Good example (E2E HTTP test + stub only external ports; do not mock domain):

@SpringBootTest(webEnvironment = SpringBootTest.WebEnvironment.RANDOM_PORT)
@ActiveProfiles("test")
class CheckoutControllerTest {
    @TestConfiguration
    static class Stubs {
        @Bean PaymentGatewayPort paymentGatewayPort() { /* return fixed response */ }
    }
}

Why: the test exercises real HTTP wiring + real domain logic + real DB (if applicable); only the external mutable boundary is stubbed.

Bad example (domain imports adapter / embeds external client directly):

package com.example.app.domain.checkout;

import com.example.app.adapter.checkout.payment.StripePaymentGatewayAdapter; // ❌ adapter import inside domain

Why: this couples domain to IO details, makes tests harder, and breaks the strict boundary.

3) Fail Fast

Rules of thumb:

  • No defensive programming by default: do not add “just in case” guards; only handle exceptions when fallback behavior is explicitly required.
  • In tests: no pre-checks / no “skip if missing”; let it fail loudly.
  • Fail fast on misconfiguration: validate required inputs at startup (prefer InitializingBean#afterPropertiesSet()).
  • No runtime provisioning (environment is a contract): do not modify PATH, do not auto-install/download toolchains, do not create system-level dependencies.

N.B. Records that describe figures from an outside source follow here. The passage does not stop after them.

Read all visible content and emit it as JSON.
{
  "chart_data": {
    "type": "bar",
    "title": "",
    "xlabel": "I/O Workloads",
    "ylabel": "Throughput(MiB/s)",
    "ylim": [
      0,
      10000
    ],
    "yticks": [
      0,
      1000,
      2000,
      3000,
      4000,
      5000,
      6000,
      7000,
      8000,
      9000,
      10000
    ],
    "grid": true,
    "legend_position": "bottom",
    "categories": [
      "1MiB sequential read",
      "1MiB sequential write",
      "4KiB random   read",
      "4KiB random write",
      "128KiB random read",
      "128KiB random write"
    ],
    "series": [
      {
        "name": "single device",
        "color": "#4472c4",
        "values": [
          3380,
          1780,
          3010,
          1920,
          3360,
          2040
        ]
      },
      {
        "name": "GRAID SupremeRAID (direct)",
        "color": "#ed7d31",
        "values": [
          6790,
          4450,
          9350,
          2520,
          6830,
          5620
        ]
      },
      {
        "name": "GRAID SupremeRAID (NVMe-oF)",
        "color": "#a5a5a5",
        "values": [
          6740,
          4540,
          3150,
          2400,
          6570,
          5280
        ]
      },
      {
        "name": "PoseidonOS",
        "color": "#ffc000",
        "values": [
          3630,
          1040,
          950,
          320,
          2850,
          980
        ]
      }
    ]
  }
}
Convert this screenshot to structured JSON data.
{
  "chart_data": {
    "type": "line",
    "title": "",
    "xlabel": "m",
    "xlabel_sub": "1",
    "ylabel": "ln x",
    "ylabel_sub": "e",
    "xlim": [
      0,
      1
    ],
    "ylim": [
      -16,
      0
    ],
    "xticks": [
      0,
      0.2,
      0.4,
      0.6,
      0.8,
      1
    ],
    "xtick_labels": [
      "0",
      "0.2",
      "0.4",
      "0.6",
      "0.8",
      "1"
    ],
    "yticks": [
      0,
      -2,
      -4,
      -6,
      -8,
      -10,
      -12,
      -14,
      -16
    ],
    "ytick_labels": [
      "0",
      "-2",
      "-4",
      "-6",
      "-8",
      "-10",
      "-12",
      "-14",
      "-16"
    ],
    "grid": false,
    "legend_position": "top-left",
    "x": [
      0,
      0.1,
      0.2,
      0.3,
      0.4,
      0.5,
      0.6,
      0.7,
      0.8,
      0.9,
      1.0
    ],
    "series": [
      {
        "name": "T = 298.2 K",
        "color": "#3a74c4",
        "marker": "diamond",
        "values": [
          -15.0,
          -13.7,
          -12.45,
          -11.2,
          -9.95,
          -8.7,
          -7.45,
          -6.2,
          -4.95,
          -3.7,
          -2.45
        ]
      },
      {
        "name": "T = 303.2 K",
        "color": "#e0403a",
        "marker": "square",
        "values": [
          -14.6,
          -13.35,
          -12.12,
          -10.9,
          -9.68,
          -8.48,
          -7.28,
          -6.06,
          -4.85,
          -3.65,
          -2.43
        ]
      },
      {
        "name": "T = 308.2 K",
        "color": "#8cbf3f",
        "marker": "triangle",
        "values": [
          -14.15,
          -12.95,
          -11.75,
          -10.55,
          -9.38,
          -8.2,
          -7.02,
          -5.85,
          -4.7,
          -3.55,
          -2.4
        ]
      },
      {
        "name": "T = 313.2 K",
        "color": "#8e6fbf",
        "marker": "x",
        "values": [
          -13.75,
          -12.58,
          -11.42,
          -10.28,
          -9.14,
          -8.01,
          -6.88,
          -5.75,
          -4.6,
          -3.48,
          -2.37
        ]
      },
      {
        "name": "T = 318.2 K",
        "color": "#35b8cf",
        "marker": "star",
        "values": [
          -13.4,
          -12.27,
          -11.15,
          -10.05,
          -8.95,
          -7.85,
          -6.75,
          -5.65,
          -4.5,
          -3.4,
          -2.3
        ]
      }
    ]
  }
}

Good example (startup validation):

@Override
public void afterPropertiesSet() {
    if (paymentProperties.getApiKey() == null || paymentProperties.getApiKey().isBlank()) {
        throw new IllegalStateException("Missing payment.api-key");
    }
}

Why: configuration problems surface immediately at startup with a clear error.

Bad example (swallowing errors):

try {
    // do something important
} catch (Exception ignored) {
    return "";
}

Why: this hides the root cause and tends to fail later in harder-to-debug ways.